Y el narrador añade: "Por ese tiempo, no mucho después del accidente, comenzaron a decirle Pichulita". Las desgracias para Cuéllar continúan hasta culminar con un desenlace anunciado: su muerte: "Entonces Pichula Cuéllar volvió a las andadas. Qué bárbaro, decía Lalo, ¿corrió olas en Semana Santa? Y Chingolo: olas no, olones de cinco metros, hermano, así de grandes”..."Cuéllar ya se había ido a la montaña, a Tingo María, a sembrar café." "... y ya había vuelto a Miraflores, más loco que nunca, y ya se había matado, yendo al norte, ¿cómo?, en un choque, ¿dónde?, en las traicioneras curvas de Pasamayo, pobre, decíamos en el entierro, cuánto sufrió qué vida tuvo, pero este final es un hecho que se lo buscó."
Castración y muerte, nada más, nada menos. Y la sociedad, o sea los amigos de Pichulita, prosiguen normalmente con sus vidas hasta que su castración, desgracias y muerte quedan en el más sordo de los olvidos. Cuántos de los temores de Vargas Llosa, cuántos de sus demonios interiores, fuente confesa de su inspiración, anidan en este relato, una narración reveladora en la medida que podría explicar su actitud ante los sucesos de 1990, que marcan su alejamiento (¿castración?) de la vida política y su rechazo visceral ante toda forma de reconocimiento a la soberanía popular, una actitud de despecho ante el rechazo que tuvo su candidatura a presidente, manifestada por el 62% de la masa electoral que se volcó a favor de un cuasi desconocido Alberto Fujimori, quien lo derrotó por un amplio margen de 24 puntos (Vargas Llosa obtuvo un 38%) en la segunda ronda realizada el 10 de junio de 1990.

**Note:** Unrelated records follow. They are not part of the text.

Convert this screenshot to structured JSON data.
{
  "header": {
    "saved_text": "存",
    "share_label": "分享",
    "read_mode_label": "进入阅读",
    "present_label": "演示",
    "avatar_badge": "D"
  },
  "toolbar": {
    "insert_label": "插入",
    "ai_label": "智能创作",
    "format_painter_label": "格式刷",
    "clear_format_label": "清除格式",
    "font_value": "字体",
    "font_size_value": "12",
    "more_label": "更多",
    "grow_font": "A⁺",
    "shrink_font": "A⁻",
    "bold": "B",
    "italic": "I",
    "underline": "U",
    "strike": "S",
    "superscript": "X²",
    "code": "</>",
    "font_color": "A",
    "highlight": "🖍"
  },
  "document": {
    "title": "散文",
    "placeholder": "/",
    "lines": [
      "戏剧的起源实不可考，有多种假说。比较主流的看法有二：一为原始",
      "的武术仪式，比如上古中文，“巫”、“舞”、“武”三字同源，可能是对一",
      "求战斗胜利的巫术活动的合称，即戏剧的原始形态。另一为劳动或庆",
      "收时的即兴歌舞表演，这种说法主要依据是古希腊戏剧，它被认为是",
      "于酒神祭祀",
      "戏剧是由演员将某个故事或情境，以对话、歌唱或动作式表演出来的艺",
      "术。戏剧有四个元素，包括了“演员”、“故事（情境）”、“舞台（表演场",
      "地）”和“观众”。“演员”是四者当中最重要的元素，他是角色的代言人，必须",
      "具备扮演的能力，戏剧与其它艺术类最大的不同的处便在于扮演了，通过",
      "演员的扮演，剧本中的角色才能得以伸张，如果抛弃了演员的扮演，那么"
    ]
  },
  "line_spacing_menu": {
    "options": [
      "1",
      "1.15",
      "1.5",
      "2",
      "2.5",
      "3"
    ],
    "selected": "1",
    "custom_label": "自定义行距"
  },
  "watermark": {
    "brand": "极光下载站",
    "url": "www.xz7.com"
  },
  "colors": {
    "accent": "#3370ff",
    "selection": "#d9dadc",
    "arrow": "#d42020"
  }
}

Ese 10 de junio de 1990, Vargas Llosa sufrió la misma suerte que el atormentado protagonista de Los cachorros, ese día el pueblo peruano, ese ente al que en más de una ocasión ha tildado de masa amorfa e ignorante, prefirió a un oscuro inmigrante japonés antes que a su gloria literaria nacional, y ese mismo día Vargas Llosa se metamorfoseó en un Pichulita castrado y rencoroso, incapaz de comprender tal afrenta.
El rencor se acumuló con los años y se convirtió en una carga pesada que Vargas Llosa se empeñaba en exorcizar a través de pírricas victorias, como al nacionalizarse español en 1993; de celebraciones chuscas, como en 2002, cuando se apresuró a celebrar lo que consideraba la salida de Chávez del poder tras la intentona golpista de Carmona y la derecha venezolana; o erigiéndose en entusiasmado primate, como en agosto de 2009, cuando se declaró a favor del golpe de estado en Honduras, en una entrevista que los medios de la oligarquía han repetido hasta el asco este 7 de octubre con ocasión del Nobel.
Pero hay un dejo inconfundible de tristeza en cada una de sus acciones, que se tornan un pálido calco de las hazañas con que Pichula Cuéllar intentaba ocultar su miserable condición de eunuco, aquel navega olas y corre en su auto a temerarias velocidades, mientras su creador pugna por acumular premios y honores. Pero en el fondo ambos están conscientes de sus elementales carencias: a uno Judas le comió sus genitales, mientras que al otro, el pueblo peruano le restregó en la cara su atávico desprecio, truncando para siempre su vedetismo más íntimo. A partir de ahora, Pichula Vargas Llosa vagará por el mundo con un talego repleto de dólares, la barriga llena, la conciencia sucia y el Nobel bajo el brazo, con la secreta esperanza de que un buen día por fin deje de escuchar los amenazantes ladridos de Judas, que le persiguen desde aquella noche triste del 10 de junio de 1990.